Repercussão do caso da mulher da mansão abandonada joga luz sobre o problema no Brasil: quase 2.000 pessoas foram resgatadas de escravidão contemporânea em 2021. Ela muitas vezes está muito próxima de nós e não identificamos
O caso de Margarida Bonetti, moradora de uma mansão abandonada em Higienópolis, bairro nobre de São Paulo, processada por agredir uma funcionária e mantê-la em condições análogas às de escravidão quando vivia nos Estados Unidos, jogou luz sobre um problema ainda recorrente no Brasil. Somente no ano passado, operações resgataram 1.937 trabalhadores em condições análogas às de escravos no país, segundo dados da Subsecretaria de Inspeção do Trabalho, do Ministério do Trabalho e Previdência.
O trabalho análogo à escravidão moderna pode ser identificado por qualquer pessoa e tem as seguintes características:
– Trabalho forçado (indivíduo submetido a exploração, sem poder deixar o local por conta de dívidas ou ameaças);
– Jornada exaustiva (horas diárias ou dias por semana desgastantes, que põem em risco a saúde do trabalhador ou trabalhadora);
– Servidão por dívida (trabalho para pagar dívidas ilegais que “prendem” o trabalhador à atividade);
– Condições degradantes (elementos que indicam a precariedade do trabalho: alojamento insalubre, alimentação de baixa qualidade, maus-tratos, ausência de assistência médica, saneamento básico e água potável).

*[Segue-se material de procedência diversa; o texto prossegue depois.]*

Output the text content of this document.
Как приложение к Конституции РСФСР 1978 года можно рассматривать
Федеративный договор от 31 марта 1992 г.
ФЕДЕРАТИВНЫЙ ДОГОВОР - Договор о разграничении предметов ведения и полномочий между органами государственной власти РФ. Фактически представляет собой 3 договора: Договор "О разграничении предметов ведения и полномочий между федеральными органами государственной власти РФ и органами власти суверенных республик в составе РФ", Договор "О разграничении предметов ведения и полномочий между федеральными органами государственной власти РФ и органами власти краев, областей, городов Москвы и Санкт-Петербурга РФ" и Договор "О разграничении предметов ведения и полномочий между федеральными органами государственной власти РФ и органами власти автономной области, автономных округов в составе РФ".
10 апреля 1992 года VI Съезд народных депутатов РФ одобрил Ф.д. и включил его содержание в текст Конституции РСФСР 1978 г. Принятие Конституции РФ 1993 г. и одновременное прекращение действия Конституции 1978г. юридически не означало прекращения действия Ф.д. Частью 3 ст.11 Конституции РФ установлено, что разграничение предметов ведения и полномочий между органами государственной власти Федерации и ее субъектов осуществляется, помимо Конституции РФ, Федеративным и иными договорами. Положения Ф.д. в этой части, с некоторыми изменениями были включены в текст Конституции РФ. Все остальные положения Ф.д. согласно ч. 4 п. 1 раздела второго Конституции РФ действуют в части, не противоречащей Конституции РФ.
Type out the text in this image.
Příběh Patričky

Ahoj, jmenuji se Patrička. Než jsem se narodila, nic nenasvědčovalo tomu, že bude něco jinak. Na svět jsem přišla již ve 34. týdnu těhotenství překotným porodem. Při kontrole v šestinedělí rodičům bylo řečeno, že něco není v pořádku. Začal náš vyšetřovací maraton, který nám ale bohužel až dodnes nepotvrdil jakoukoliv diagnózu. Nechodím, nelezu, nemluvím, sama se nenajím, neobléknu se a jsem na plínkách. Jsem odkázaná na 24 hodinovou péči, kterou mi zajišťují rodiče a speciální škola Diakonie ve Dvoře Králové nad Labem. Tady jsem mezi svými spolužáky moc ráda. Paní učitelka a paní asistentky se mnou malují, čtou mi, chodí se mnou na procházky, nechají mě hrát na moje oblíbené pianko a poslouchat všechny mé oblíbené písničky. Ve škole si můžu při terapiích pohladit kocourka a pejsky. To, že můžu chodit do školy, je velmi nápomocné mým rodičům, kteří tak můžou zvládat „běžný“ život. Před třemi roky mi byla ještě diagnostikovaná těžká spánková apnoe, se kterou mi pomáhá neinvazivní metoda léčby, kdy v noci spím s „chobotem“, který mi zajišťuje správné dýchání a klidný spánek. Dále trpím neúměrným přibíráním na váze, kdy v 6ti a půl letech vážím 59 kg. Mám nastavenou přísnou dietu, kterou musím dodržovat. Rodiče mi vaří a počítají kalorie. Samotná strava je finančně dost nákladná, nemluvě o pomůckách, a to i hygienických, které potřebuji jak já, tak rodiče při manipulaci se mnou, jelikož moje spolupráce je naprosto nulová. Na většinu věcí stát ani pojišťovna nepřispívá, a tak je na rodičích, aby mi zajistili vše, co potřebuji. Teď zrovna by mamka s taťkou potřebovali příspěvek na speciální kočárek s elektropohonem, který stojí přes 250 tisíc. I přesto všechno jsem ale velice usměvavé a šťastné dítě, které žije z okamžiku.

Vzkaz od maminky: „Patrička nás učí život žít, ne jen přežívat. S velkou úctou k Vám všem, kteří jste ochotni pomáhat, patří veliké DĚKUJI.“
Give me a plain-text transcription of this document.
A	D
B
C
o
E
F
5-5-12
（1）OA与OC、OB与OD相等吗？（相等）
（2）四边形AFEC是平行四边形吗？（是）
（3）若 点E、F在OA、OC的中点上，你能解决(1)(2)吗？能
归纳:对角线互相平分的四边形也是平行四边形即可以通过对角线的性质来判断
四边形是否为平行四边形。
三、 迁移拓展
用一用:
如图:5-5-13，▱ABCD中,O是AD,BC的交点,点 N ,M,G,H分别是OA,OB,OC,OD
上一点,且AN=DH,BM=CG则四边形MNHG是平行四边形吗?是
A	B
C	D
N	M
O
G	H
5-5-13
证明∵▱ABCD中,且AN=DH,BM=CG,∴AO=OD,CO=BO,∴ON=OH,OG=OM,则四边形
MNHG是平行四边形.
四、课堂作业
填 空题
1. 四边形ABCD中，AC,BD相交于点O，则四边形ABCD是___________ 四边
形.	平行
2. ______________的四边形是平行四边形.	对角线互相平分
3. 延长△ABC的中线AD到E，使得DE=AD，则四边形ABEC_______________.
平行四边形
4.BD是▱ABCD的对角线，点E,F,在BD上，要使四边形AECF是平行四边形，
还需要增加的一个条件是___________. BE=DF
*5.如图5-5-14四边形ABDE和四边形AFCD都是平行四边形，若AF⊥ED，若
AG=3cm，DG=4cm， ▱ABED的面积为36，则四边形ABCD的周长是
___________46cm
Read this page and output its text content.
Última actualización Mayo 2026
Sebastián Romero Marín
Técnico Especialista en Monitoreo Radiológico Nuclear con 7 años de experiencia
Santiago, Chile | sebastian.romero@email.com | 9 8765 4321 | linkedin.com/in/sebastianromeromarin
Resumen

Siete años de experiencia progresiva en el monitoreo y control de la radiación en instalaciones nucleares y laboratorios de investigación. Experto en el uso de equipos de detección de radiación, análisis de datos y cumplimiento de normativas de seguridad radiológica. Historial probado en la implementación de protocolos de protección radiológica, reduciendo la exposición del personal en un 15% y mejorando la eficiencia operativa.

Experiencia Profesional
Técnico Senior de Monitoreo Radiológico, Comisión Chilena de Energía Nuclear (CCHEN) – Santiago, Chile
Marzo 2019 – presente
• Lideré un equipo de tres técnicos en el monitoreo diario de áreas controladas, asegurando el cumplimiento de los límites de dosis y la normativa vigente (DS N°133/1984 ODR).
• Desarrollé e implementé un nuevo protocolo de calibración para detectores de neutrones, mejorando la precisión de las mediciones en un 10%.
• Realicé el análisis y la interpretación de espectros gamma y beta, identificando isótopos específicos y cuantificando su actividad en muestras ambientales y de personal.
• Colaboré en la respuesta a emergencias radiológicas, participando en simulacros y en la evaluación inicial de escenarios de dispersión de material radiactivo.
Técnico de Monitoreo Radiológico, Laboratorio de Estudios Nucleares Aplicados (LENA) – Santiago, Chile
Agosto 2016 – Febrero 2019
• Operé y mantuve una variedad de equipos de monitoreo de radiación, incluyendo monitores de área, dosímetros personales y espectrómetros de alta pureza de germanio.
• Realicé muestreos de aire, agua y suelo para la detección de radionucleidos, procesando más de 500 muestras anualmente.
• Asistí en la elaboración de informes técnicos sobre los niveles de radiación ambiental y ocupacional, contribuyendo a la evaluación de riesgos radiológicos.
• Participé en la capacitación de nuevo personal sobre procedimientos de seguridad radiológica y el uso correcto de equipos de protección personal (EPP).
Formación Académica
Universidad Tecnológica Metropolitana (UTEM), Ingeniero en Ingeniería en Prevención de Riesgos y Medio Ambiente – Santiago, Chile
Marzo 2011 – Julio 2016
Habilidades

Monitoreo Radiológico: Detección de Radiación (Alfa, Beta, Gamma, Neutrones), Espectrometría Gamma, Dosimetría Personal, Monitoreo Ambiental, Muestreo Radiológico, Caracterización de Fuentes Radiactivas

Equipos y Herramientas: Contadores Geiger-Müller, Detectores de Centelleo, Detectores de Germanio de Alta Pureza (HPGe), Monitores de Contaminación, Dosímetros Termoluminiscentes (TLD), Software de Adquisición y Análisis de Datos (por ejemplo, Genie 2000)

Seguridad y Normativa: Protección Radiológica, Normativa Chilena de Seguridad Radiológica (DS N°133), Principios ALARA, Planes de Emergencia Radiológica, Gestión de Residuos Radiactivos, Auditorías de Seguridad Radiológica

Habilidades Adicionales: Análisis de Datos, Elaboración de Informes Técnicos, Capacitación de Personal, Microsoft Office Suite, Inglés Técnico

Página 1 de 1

A denúncia de um caso de trabalho escravo pode ser realizada pelo Disque 100. A notificação do Ministério Público do Trabalho pode ser feita pelo MPT Pardal, aplicativo disponível nos sistemas Android e iOS. A Detrae, divisão do governo federal, recebe denúncias por meio deste link.
Mulher da casa abandonada
O caso de Margarida Bonetti ganhou notoriedade nas últimas semanas devido a um podcast do jornal Folha de São Paulo sobre o caso. A empregada de Margarida e do marido dela, Renê Bonetti, era obrigada a viver em um porão, que não tinha banheiro nem janelas, e carregava baldes de água para tomar banho, segundo a denúncia. As agressões físicas contra ela eram constantes, revela o processo.
A patroa e o marido haviam se mudado com a empregada doméstica para os Estados Unidos no fim dos anos 1970. A vítima viveu nas condições de escravidão por duas décadas. Após a denúncia feita por vizinhos, Renê ficou preso por sete anos. Naturalizado norte-americano, ele ainda vive no país. A esposa, por sua vez, retornou ao Brasil para não ser julgada lá e morou na casa que herdou da família, descendente de barões, que pertencia à elite paulistana.
O crime poderia prescrever em 2012, mas a Corte Interamericana de Direitos Humanos analisa se a pena para a escravidão contemporânea pode se aplicar enquanto o autor estiver vivo. Segundo a Record TV, Margarida foi condenada por escravidão nos Estados Unidos. Com a repercussão recente do caso, a Polícia Civil de São Paulo pediu autorização à Justiça para ter acesso ao local.